The great composer would toss and turn in bed trying to overcome his anxiety over hearing the unfinished scales echoing in his head. When the urge became too much to bear…the great composer would get out of bed, go to the grand piano in the hall and strike the final do…to complete the scales. Satisfied he could then return to his bed for the comfort of sleep.

During grief, we often feel like the music scores in our lives are not finished. The melody is incomplete and we are gripped by grief and fear. Grief is, in one way, a costly consequence of love. The missing note created by the loss of a love. The missing note created by the regret of things left undone. The missing note of dreams left unfulfilled. The writer, Hilary Stanton Zunin observed that “the risk of love is loss, and the price of loss is grief.”

We grieve because we feel the pain of loss, but we also grieve because of the strength of our love for the person that we have come here to remember today. That love continues and grief does not diminish it and often in the early months after death we feel that love even stronger than we did before. The only way we can avoid the pain of grief is by also avoiding the joy of love. And so, what brings us here ultimately today is not grief, but love – love for the person that has died, love that carries on in spite of their death, love that will carry on.
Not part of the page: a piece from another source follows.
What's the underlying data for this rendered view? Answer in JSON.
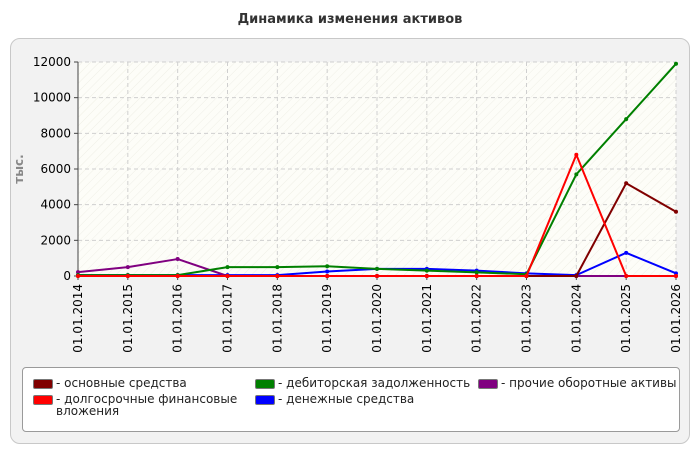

Thankfully, with love there is always hope, hope that the notes will again ring complete…hope that the music will again sound sweet…hope. My hope is found in the love of God for us all. A love that never diminishes and never dies because it is a love of the Creator for his created children. My hope is in the promises given by God through Christ that when we die, he will come to take us to be with him. This completes the music in my heart. Fills the voids with melodies and relieves my anxieties. My hope comes in the promise that those who morn will be comforted.

Today we are not alone. We meet together to share our grief, to share our love for those we have gathered together to remember, but we are here also in this building, this special holy place, a symbol of God’s love for each one of us, here or absent, a symbol of God’s desire to be deeply involved in each one of our lives.

We are here today, to remember the music goes on, to remember we are not alone, to remember and continue to sing in the midst of sorrow, To love in the midst of loss and to gain strength in the midst of our own weakness.

The American poet Robert Frost said,
In three words I can sum up everything I’ve learned about life: it goes on. God longs to be with us as our life goes on, to show his love for us and to transform us – to turn our sorrow into songs, our mourning into dancing, and our tears into joy.

Remember you are not alone, Hospice, friends and family, and most of all God is here if you are struggling to find a completed melody.

Do, Re, Mi, Fa, So, La, Ti…..Do…May the scales of our lives once again become complete. Amen.